Сказав это, он не стал ждать ответа сразу, а нагнулся над ящиком и принялся бережно разглаживать загнувшийся угол списка ладонью, разглаживать дольше, чем того требовала бумага, — и в этом неторопливом, почти стариковском движении читалось, что слова свои он взвесил наперёд и теперь даёт мне время взвесить их тоже. Где-то за спиной унтер вполголоса перебранивался с писарем из-за пропавшего ящика сухарей, тонко звенела на ветру намокшая верёвка палатки, и от мокрых берёз тянуло холодной осенней прелью — а я стоял и молчал, переваривая. В лесу командиров не осталось, и я брал людей просто потому, что больше было некому, — брал не по праву, а по нужде, и сам это понимал, и всякий понимал. Тут давали иначе: по форме, законно, властью подполковника, — как офицеру, которому верят. Я разницу чувствовал кожей: тогда власть свалилась сама, как дыхание, а теперь её надо было взять с открытыми глазами и держать, пока хватит сил.
— Возьму, господин подполковник, — проговорил я. — Спасибо за доверие. Не подведу. Винтовки да патроны вот только сам поищу, не обессудьте: пока интендант бумагу выправит, германец нас раньше пересчитает.

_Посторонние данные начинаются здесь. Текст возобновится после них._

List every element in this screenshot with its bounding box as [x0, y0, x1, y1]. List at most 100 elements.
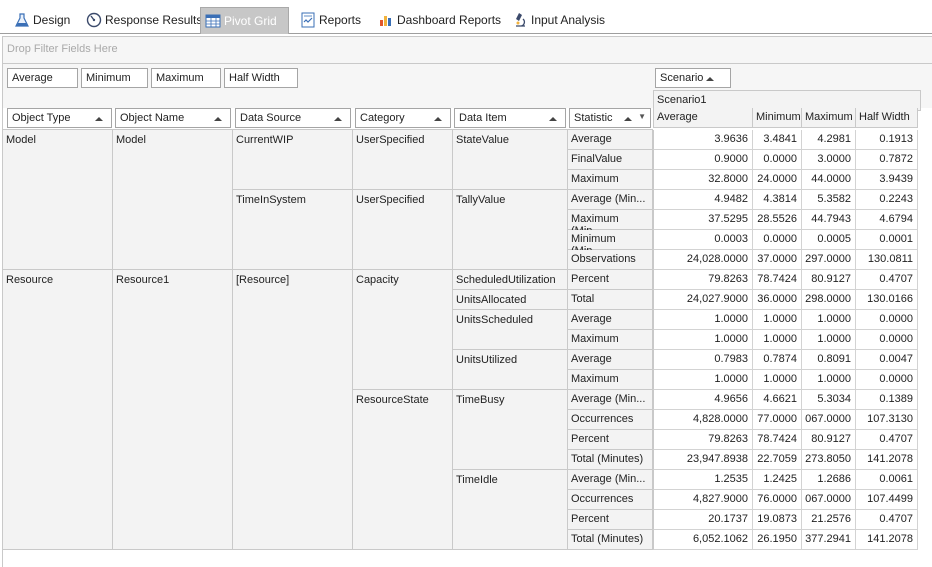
value-cell[interactable]: 28.5526	[753, 210, 802, 230]
value-cell[interactable]: 77.0000	[753, 410, 802, 430]
row-field-data-source[interactable]: Data Source	[235, 108, 351, 128]
value-cell[interactable]: 24,027.9000	[653, 290, 753, 310]
tab-design[interactable]: Design	[10, 7, 70, 32]
value-cell[interactable]: 0.0047	[856, 350, 918, 370]
value-cell[interactable]: 067.0000	[802, 410, 856, 430]
statistic-cell[interactable]: FinalValue	[568, 150, 653, 170]
tab-pivot-grid[interactable]: Pivot Grid	[200, 7, 289, 34]
data-item-group-cell[interactable]: UnitsUtilized	[453, 350, 568, 390]
value-cell[interactable]: 80.9127	[802, 430, 856, 450]
value-cell[interactable]: 24.0000	[753, 170, 802, 190]
object-type-group-cell[interactable]: Model	[3, 130, 113, 270]
row-field-object-type[interactable]: Object Type	[7, 108, 112, 128]
data-item-group-cell[interactable]: UnitsAllocated	[453, 290, 568, 310]
value-cell[interactable]: 78.7424	[753, 270, 802, 290]
data-item-group-cell[interactable]: ScheduledUtilization	[453, 270, 568, 290]
data-source-group-cell[interactable]: [Resource]	[233, 270, 353, 550]
value-cell[interactable]: 44.0000	[802, 170, 856, 190]
value-cell[interactable]: 0.1389	[856, 390, 918, 410]
value-cell[interactable]: 130.0811	[856, 250, 918, 270]
statistic-cell[interactable]: Percent	[568, 510, 653, 530]
data-item-group-cell[interactable]: TimeBusy	[453, 390, 568, 470]
value-cell[interactable]: 78.7424	[753, 430, 802, 450]
value-cell[interactable]: 26.1950	[753, 530, 802, 550]
value-cell[interactable]: 0.8091	[802, 350, 856, 370]
value-cell[interactable]: 6,052.1062	[653, 530, 753, 550]
value-cell[interactable]: 80.9127	[802, 270, 856, 290]
category-group-cell[interactable]: Capacity	[353, 270, 453, 390]
row-field-category[interactable]: Category	[355, 108, 451, 128]
statistic-cell[interactable]: Observations	[568, 250, 653, 270]
tab-reports[interactable]: Reports	[296, 7, 361, 32]
value-cell[interactable]: 0.4707	[856, 430, 918, 450]
filter-drop-area[interactable]: Drop Filter Fields Here	[2, 36, 932, 63]
data-field-half-width[interactable]: Half Width	[224, 68, 298, 88]
statistic-cell[interactable]: Average (Min...	[568, 190, 653, 210]
value-cell[interactable]: 0.0001	[856, 230, 918, 250]
value-cell[interactable]: 1.2686	[802, 470, 856, 490]
statistic-cell[interactable]: Minimum (Min...	[568, 230, 653, 257]
statistic-cell[interactable]: Total (Minutes)	[568, 530, 653, 550]
value-cell[interactable]: 79.8263	[653, 430, 753, 450]
value-cell[interactable]: 44.7943	[802, 210, 856, 230]
statistic-cell[interactable]: Total (Minutes)	[568, 450, 653, 470]
value-cell[interactable]: 37.0000	[753, 250, 802, 270]
value-cell[interactable]: 24,028.0000	[653, 250, 753, 270]
value-cell[interactable]: 1.0000	[753, 310, 802, 330]
data-field-average[interactable]: Average	[7, 68, 78, 88]
tab-input-analysis[interactable]: Input Analysis	[508, 7, 605, 32]
value-cell[interactable]: 76.0000	[753, 490, 802, 510]
value-cell[interactable]: 4.2981	[802, 130, 856, 150]
statistic-cell[interactable]: Average	[568, 350, 653, 370]
object-name-group-cell[interactable]: Model	[113, 130, 233, 270]
value-cell[interactable]: 0.0005	[802, 230, 856, 250]
object-type-group-cell[interactable]: Resource	[3, 270, 113, 550]
statistic-cell[interactable]: Percent	[568, 430, 653, 450]
value-cell[interactable]: 1.2535	[653, 470, 753, 490]
value-cell[interactable]: 0.1913	[856, 130, 918, 150]
value-cell[interactable]: 0.0000	[856, 370, 918, 390]
statistic-cell[interactable]: Average	[568, 310, 653, 330]
value-cell[interactable]: 298.0000	[802, 290, 856, 310]
statistic-cell[interactable]: Maximum	[568, 330, 653, 350]
value-cell[interactable]: 32.8000	[653, 170, 753, 190]
value-cell[interactable]: 19.0873	[753, 510, 802, 530]
value-cell[interactable]: 297.0000	[802, 250, 856, 270]
statistic-cell[interactable]: Occurrences	[568, 410, 653, 430]
statistic-cell[interactable]: Total	[568, 290, 653, 310]
value-header-half-width[interactable]: Half Width	[856, 108, 918, 128]
statistic-cell[interactable]: Percent	[568, 270, 653, 290]
category-group-cell[interactable]: ResourceState	[353, 390, 453, 550]
value-cell[interactable]: 20.1737	[653, 510, 753, 530]
value-cell[interactable]: 4.6621	[753, 390, 802, 410]
value-cell[interactable]: 130.0166	[856, 290, 918, 310]
value-header-average[interactable]: Average	[653, 108, 753, 128]
value-cell[interactable]: 1.0000	[753, 330, 802, 350]
value-cell[interactable]: 1.0000	[802, 370, 856, 390]
value-cell[interactable]: 0.0000	[856, 310, 918, 330]
value-cell[interactable]: 79.8263	[653, 270, 753, 290]
data-item-group-cell[interactable]: UnitsScheduled	[453, 310, 568, 350]
value-cell[interactable]: 0.7983	[653, 350, 753, 370]
value-cell[interactable]: 1.0000	[653, 310, 753, 330]
statistic-cell[interactable]: Maximum	[568, 170, 653, 190]
value-cell[interactable]: 22.7059	[753, 450, 802, 470]
value-cell[interactable]: 4.6794	[856, 210, 918, 230]
category-group-cell[interactable]: UserSpecified	[353, 130, 453, 190]
data-item-group-cell[interactable]: TallyValue	[453, 190, 568, 270]
value-cell[interactable]: 4,828.0000	[653, 410, 753, 430]
value-cell[interactable]: 3.9636	[653, 130, 753, 150]
statistic-cell[interactable]: Maximum (Min...	[568, 210, 653, 237]
value-cell[interactable]: 0.7872	[856, 150, 918, 170]
value-cell[interactable]: 3.4841	[753, 130, 802, 150]
data-item-group-cell[interactable]: StateValue	[453, 130, 568, 190]
tab-response-results[interactable]: Response Results	[82, 7, 202, 32]
value-cell[interactable]: 1.0000	[802, 310, 856, 330]
statistic-cell[interactable]: Average	[568, 130, 653, 150]
value-header-minimum[interactable]: Minimum	[753, 108, 802, 128]
column-field-scenario[interactable]: Scenario	[655, 68, 731, 88]
value-cell[interactable]: 0.2243	[856, 190, 918, 210]
statistic-cell[interactable]: Average (Min...	[568, 470, 653, 490]
value-cell[interactable]: 1.0000	[653, 370, 753, 390]
value-cell[interactable]: 0.0000	[753, 150, 802, 170]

— Знаю, что не подведёшь, — буркнул Окунев. — Иначе не давал бы. Иди, принимай. Унтера тебе своих покажут. А вечером доложишь, что у тебя за люди и чего им недостаёт. И вот ещё что. — Он придержал меня за рукав, понизил голос. — Полурота — это хорошо. Но это и груз. Раньше ты за свою шкуру отвечал да за тех, кто сам к тебе прибился. Теперь за сотню — головой. И за каждого дурака-новобранца, что себе глаза ещё не протёр, — тоже. Помни это.